NSF Grant Funds UT, Community College Engineers

KNOXVILLE — The University of Tennessee has formed a partnership with local community colleges to train more engineering students in East Tennessee.

The Engage 1st program teams UT with Northeast State Technical College in Blountville; Pellissippi

State Technical Community College in Knoxville; Roane State Community College in Harriman; and Walters State Community College in Morristown.

UT Provost Loren Crabtree said Engage 1st would increase the opportunities for incoming freshman to study engineering at UT and provide an intervention program to support their success.
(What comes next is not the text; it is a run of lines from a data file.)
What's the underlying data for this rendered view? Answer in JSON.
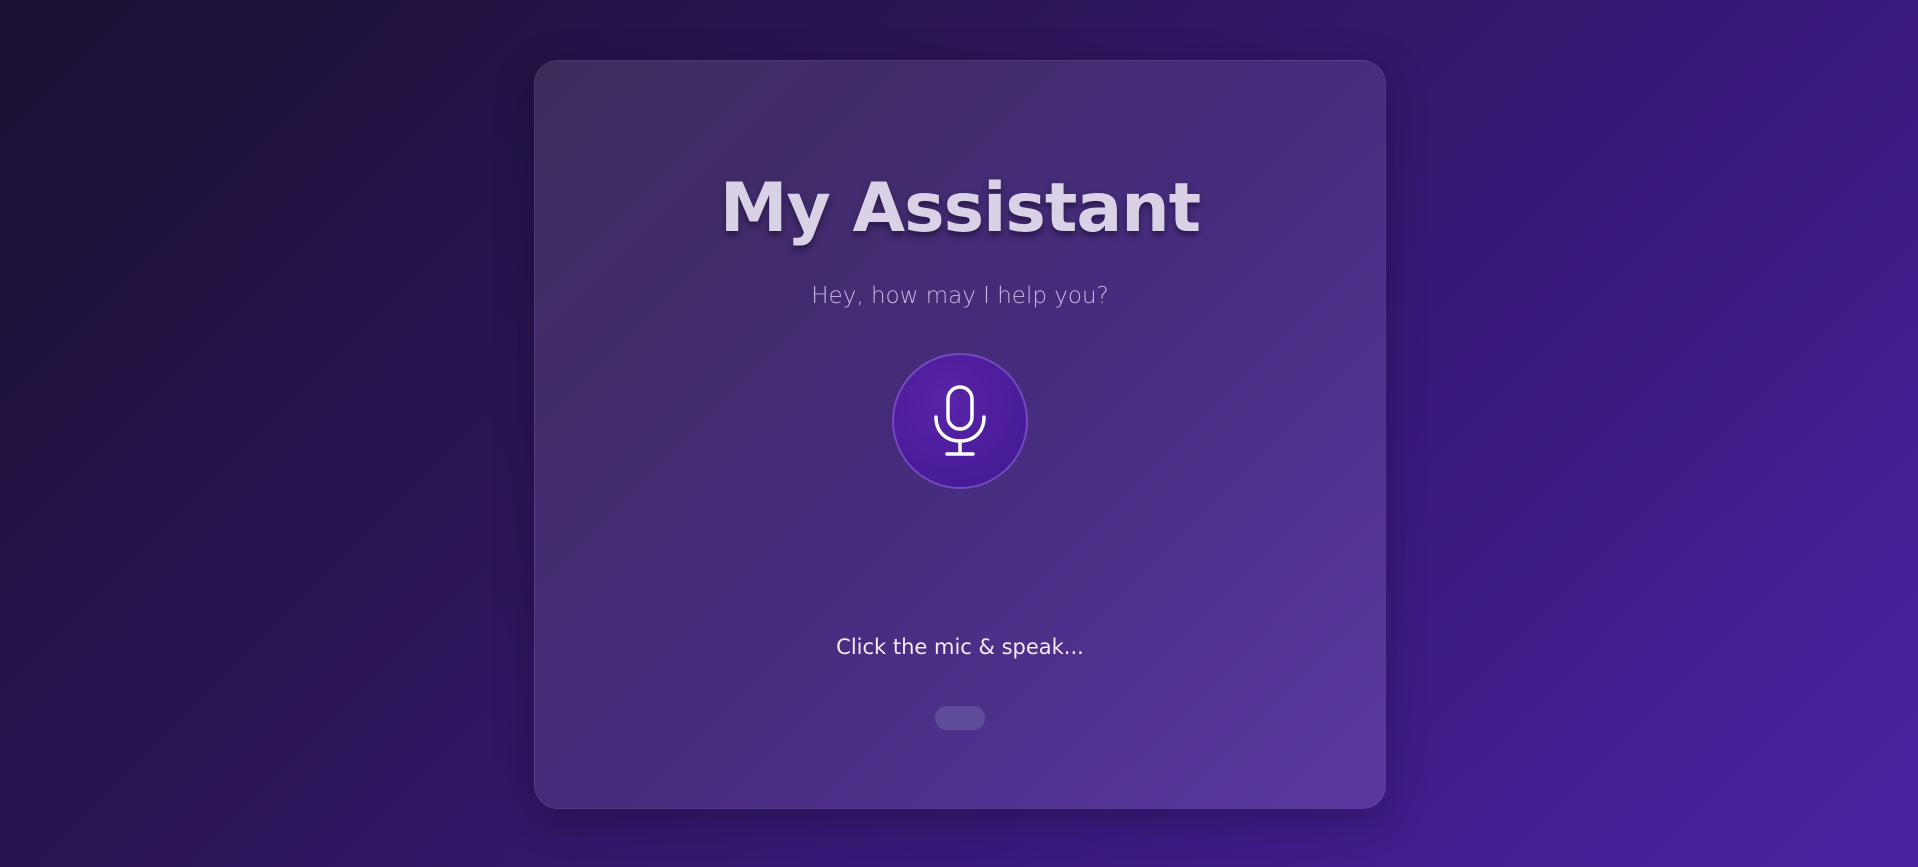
{
  "app": {
    "title": "My Assistant",
    "subtitle": "Hey, how may I help you?",
    "status_text": "Click the mic & speak..."
  },
  "mic": {
    "icon": "microphone-icon",
    "label": ""
  },
  "colors": {
    "accent": "#4a1c9a",
    "background_start": "#1a1030",
    "background_end": "#4a23a3"
  }
}
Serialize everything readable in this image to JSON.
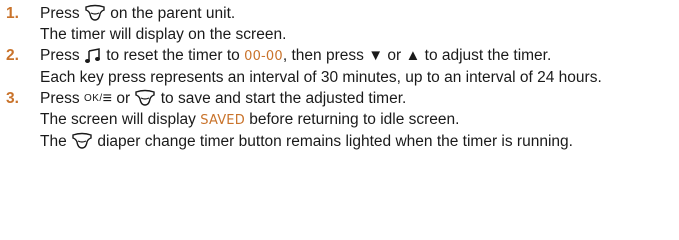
{
  "steps": [
    {
      "number": "1.",
      "line1": {
        "pre": "Press",
        "icon": "diaper-timer-icon",
        "post": "on the parent unit."
      },
      "line2": "The timer will display on the screen."
    },
    {
      "number": "2.",
      "line1": {
        "pre": "Press",
        "icon": "music-note-icon",
        "mid1": "to reset the timer to",
        "value": "00-00",
        "mid2": ", then press",
        "down": "▼",
        "or": "or",
        "up": "▲",
        "post": "to adjust the timer."
      },
      "line2": "Each key press represents an interval of 30 minutes, up to an interval of 24 hours."
    },
    {
      "number": "3.",
      "line1": {
        "pre": "Press",
        "ok_key": "OK/",
        "menu_glyph": "≡",
        "or": "or",
        "icon": "diaper-timer-icon",
        "post": "to save and start the adjusted timer."
      },
      "line2": {
        "pre": "The screen will display",
        "value": "SAVED",
        "post": "before returning to idle screen."
      },
      "line3": {
        "pre": "The",
        "icon": "diaper-timer-icon",
        "post": "diaper change timer button remains lighted when the timer is running."
      }
    }
  ],
  "colors": {
    "accent": "#c9732b",
    "text": "#1a1a1a"
  }
}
“This program will bring into higher education first-generation students who may not otherwise have had access to a college education, particularly one in a technical field like engineering,” Crabtree said.

“It strengthens the partnership between UT and East Tennessee’s community colleges. These ties will lead to more educational opportunities for the citizens of this state and provide a stronger voice for all of post-secondary education.”

Engage 1st is funded by a $375,000 National Science Foundation grant to UT’s Jerry E. Stoneking Engage Engineering Fundamentals Program, a unique, team-based teaching approach established in 1997 and named for the late former dean.

“This new NSF grant allows us to partner with four regional community colleges to increase the number of engineering students from under-represented populations and support the success of these students during the educational process,” Dr. Fred Tompkins, UT interim dean of engineering, said.

“These new engineering graduates will help meet the our growing need for trained technical personnel, and will also be an asset in attracting future business and industry to the state.”

Engage 1st will recruit high school juniors and steer them toward pre-engineering coursework. After high school, students take a year of community college coursework and intern with selected companies for the summer.

In the second year, students enter UT where they will study in groups of 20 and live together in UT housing under the Engage program.

Dr. Elaine Seat, engineering associate professor who coordinates Engage 1st, said 16 of the 76 public high schools in the 22 counties surrounding UT have not had a student enter engineering as a freshman at UT since 1994.

Eighteen schools had a few students attempt to study engineering, but none of the students completed it, Seat said.

“The goal of the Engage 1st program is to combine the community colleges’ expertise in the instruction of fundamental skills with the innovation of our Engage freshman engineering program,” Seat said.

“Ultimately, the long-term goal is to increase the number of first-generation engineers in the East Tennessee region.”